Ono Pharmaceutical Announces Two-Year Results from Phase 3 MOTION Study of Vimseltinib in TGCT at ESMO 2025
Ono Pharmaceutical Co., Ltd. (Headquarters: Osaka, Japan; President and COO: Toichi Takino; “Ono”) today announced that two-year efficacy and safety results from the Phase 3 MOTION study of vimseltinib in patients with tenosynovial giant cell tumor (TGCT) for whom surgical resection is not an option will be presented as a poster at the European Society for Medical Oncology (ESMO) Congress 2025, taking place October 17–21 in Berlin, Germany.
“These long-term Phase 3 MOTION results add to the growing body of evidence supporting vimseltinib as a best-in-class treatment for TGCT,” said Matthew L. Sherman, M.D., Chief Medical Officer of Deciphera. “TGCT can cause significant pain, stiffness, and reduced mobility. These findings highlight the durable clinical benefit vimseltinib offers to patients.”
Study Overview
The global Phase 3 MOTION trial (NCT05059262) evaluated the efficacy and safety of vimseltinib in TGCT patients who were not candidates for surgery.

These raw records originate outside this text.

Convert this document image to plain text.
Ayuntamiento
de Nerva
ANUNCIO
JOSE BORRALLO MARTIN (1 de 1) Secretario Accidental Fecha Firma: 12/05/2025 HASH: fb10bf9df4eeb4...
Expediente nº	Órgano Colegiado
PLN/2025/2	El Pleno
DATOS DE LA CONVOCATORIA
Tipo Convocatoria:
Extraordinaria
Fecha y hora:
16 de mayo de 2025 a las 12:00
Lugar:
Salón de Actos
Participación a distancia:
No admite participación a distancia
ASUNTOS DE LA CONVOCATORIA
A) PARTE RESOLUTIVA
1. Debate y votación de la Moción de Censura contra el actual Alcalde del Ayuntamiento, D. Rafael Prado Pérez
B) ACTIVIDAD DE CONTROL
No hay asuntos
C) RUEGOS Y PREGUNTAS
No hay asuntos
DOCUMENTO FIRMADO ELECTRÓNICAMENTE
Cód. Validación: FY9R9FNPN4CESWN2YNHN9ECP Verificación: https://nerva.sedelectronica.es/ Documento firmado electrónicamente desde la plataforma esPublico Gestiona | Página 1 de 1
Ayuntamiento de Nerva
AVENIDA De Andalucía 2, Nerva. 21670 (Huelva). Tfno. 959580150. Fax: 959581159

The study included two parts:
- Part 1: Participants were randomized to receive vimseltinib or placebo for 24 weeks.
- Part 2: All participants received open-label vimseltinib (30 mg twice weekly). Those initially on placebo could cross over to vimseltinib.
Efficacy was assessed by independent radiologic review using RECIST v1.1 and Tumor Volume Score (TVS). Duration of response (DOR) and safety were also evaluated.
Efficacy Results
At the data cutoff (February 22, 2025), 118 patients had received vimseltinib; 51% (60/118) remained on treatment. The results demonstrated durable and robust antitumor activity consistent with prior reports.
- Patients randomized to vimseltinib in Part 1 (n=83):
- 73 continued treatment in Part 2
- Median treatment duration: 23.6 months (range: 2–36)
- ORR per RECIST v1.1: 48% (40/83)
- ORR per TVS: 81% (67/83)
- Patients who crossed over from placebo (n=35):
- Median treatment duration: 19.1 months (range: 1–30)
- ORR per RECIST v1.1: 54% (19/35)
- ORR per TVS: 71% (25/35)
Median DOR by both RECIST v1.1 and TVS was not yet reached.
Safety Results
Vimseltinib maintained a manageable and consistent safety profile, with no new safety signals observed.
- Most treatment-emergent adverse events (TEAEs) were Grade 1/2; Grade 3/4 TEAEs were comparable between treatment groups.
- No new TEAEs occurred in ≥15% of patients, and no new serious adverse events were reported in more than one patient.
- Serum enzyme elevations were consistent with CSF1R inhibition, with no evidence of cholestatic hepatotoxicity or drug-induced liver injury.
About Vimseltinib (ROMVIMZA™)
Vimseltinib is an oral, highly selective inhibitor of CSF1R designed to target the underlying cause of TGCT, a rare, locally aggressive tumor of the joint or tendon sheath that can cause pain, swelling, and impaired mobility.